Pour plusieurs experts, les résultats obtenus dépassent tellement les chiffres annoncés habituellement qu’ils semblent relever de la magie ou du hasard. « Ce qui est inhabituel dans la stratégie adoptée dans cet article, c’est qu’il n’y a aucune raison de s’attendre à ce qu’elle ait réussi », a déclaré Donald Ort, biologiste des plantes à l’Université de l’Illinois, à Urbana-Champaign, qui n’a pas participé à l’étude. Il note par ailleurs qu’en chiffres absolus, les rendements obtenus dans l’étude demeurent inférieurs à ceux des variétés commerciales ; mais si on appliquait cette même technique à ces souches déjà efficaces, cela représenterait une vraie avancée pour l’agriculture.

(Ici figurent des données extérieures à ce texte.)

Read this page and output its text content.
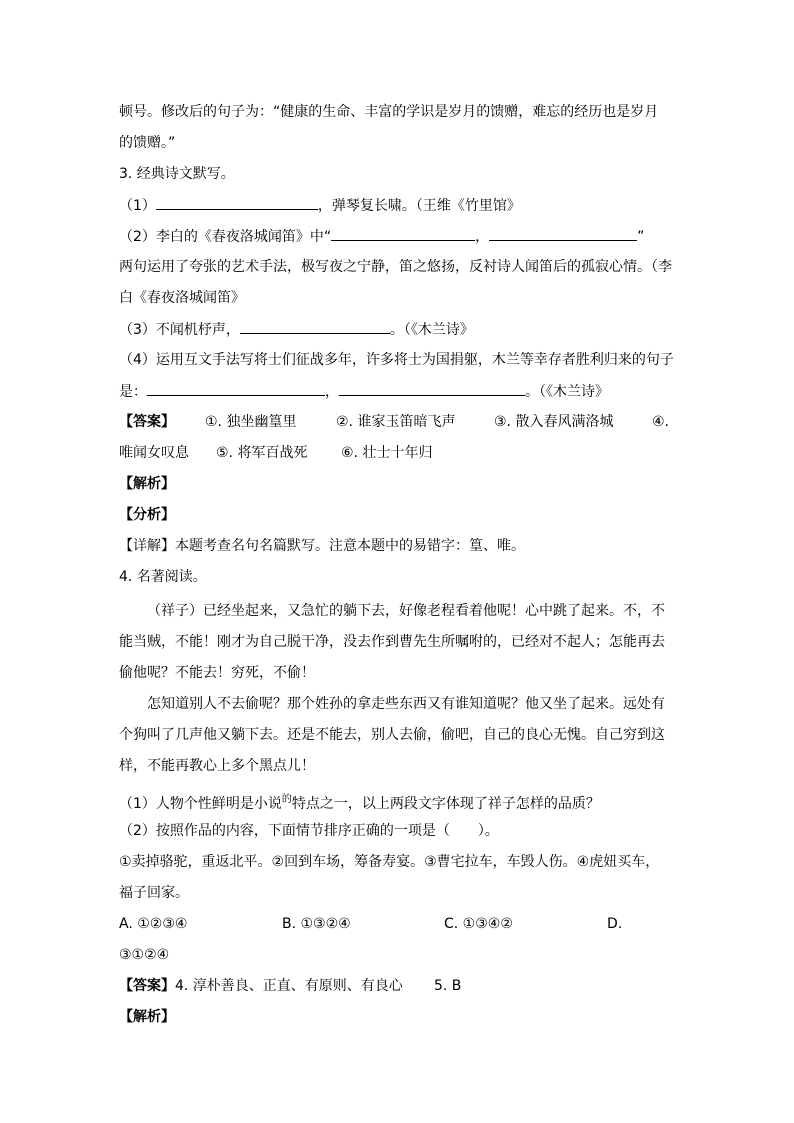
顿号。修改后的句子为：“健康的生命、丰富的学识是岁月的馈赠，难忘的经历也是岁月
的馈赠。”
3. 经典诗文默写。
（1）	，弹琴复长啸。（王维《竹里馆》
（2）李白的《春夜洛城闻笛》中“	，	”
两句运用了夸张的艺术手法，极写夜之宁静，笛之悠扬，反衬诗人闻笛后的孤寂心情。（李
白《春夜洛城闻笛》
（3）不闻机杼声，	。（《木兰诗》
（4）运用互文手法写将士们征战多年，许多将士为国捐躯，木兰等幸存者胜利归来的句子
是：	，	。（《木兰诗》
【答案】 ①. 独坐幽篁里	②. 谁家玉笛暗飞声	③. 散入春风满洛城	④.
唯闻女叹息 ⑤. 将军百战死 ⑥. 壮士十年归
【解析】
【分析】
【详解】本题考查名句名篇默写。注意本题中的易错字：篁、唯。
4. 名著阅读。
（祥子）已经坐起来，又急忙的躺下去，好像老程看着他呢！心中跳了起来。不，不
能当贼，不能！刚才为自己脱干净，没去作到曹先生所嘱咐的，已经对不起人；怎能再去
偷他呢？不能去！穷死，不偷！
怎知道别人不去偷呢？那个姓孙的拿走些东西又有谁知道呢？他又坐了起来。远处有
个狗叫了几声他又躺下去。还是不能去，别人去偷，偷吧，自己的良心无愧。自己穷到这
样，不能再教心上多个黑点儿！
（1）人物个性鲜明是小说$^的$特点之一，以上两段文字体现了祥子怎样的品质？
（2）按照作品的内容，下面情节排序正确的一项是（　　）。
①卖掉骆驼，重返北平。②回到车场，筹备寿宴。③曹宅拉车，车毁人伤。④虎妞买车，
福子回家。
A. ①②③④	B. ①③②④	C. ①③④②	D.
③①②④
【答案】4. 淳朴善良、正直、有原则、有良心 5. B
【解析】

Un gène « très spécial » qui pourrait révolutionner l’agriculture
Du point de vue génétique, la croissance des plantes est un processus très complexe ; elle repose sur plusieurs gènes, il est donc particulièrement difficile d’optimiser les rendements des cultures en agissant sur l’un d’entre eux. Les plantes disposent en outre d’une incroyable capacité d’adaptation, notamment face à la limitation des ressources en eau et nutriments ou autres facteurs environnementaux néfastes. « Les plantes changent constamment de priorité : elles doivent se développer ou renforcer leurs défenses contre les maladies et les conditions de croissance défavorables », explique Robert Sablowski, biologiste des plantes au John Innes Center, au Royaume-Uni, qui n’a pas participé à l’étude.
Ainsi, l’environnement d’une plante joue généralement un rôle majeur dans la détermination du rendement final. C’est pourquoi les résultats de cette étude sont si surprenants pour le spécialiste : bien que cela soit possible, « il est très inhabituel de lire un rapport faisant état d’une très forte augmentation du rendement grâce à un simple changement génétique », souligne-t-il. Chuan He et son équipe ont tenté d’introduire d’autres protéines non végétales dans les plants, mais aucune n’a permis d’atteindre un tel niveau de rendement. « Je pense que FTO est très spéciale », dit-il.
Reste à présent à comprendre pleinement l’action de la protéine FTO sur les mécanismes de croissance végétale. Par ailleurs, les rendements obtenus sont si impressionnants que d’autres chercheurs appellent à la prudence avant la mise en œuvre de cette approche à plus grande échelle ; davantage de recherches doivent être menées pour tester son potentiel agricole et surtout s’assurer que les gains sont reproductibles dans diverses conditions environnementales. Nous ne verrons donc pas de pommes de terre géantes sur les étals d’ici peu : quelques années seront sans doute nécessaires pour étudier plusieurs générations de ces plantes génétiquement modifiées.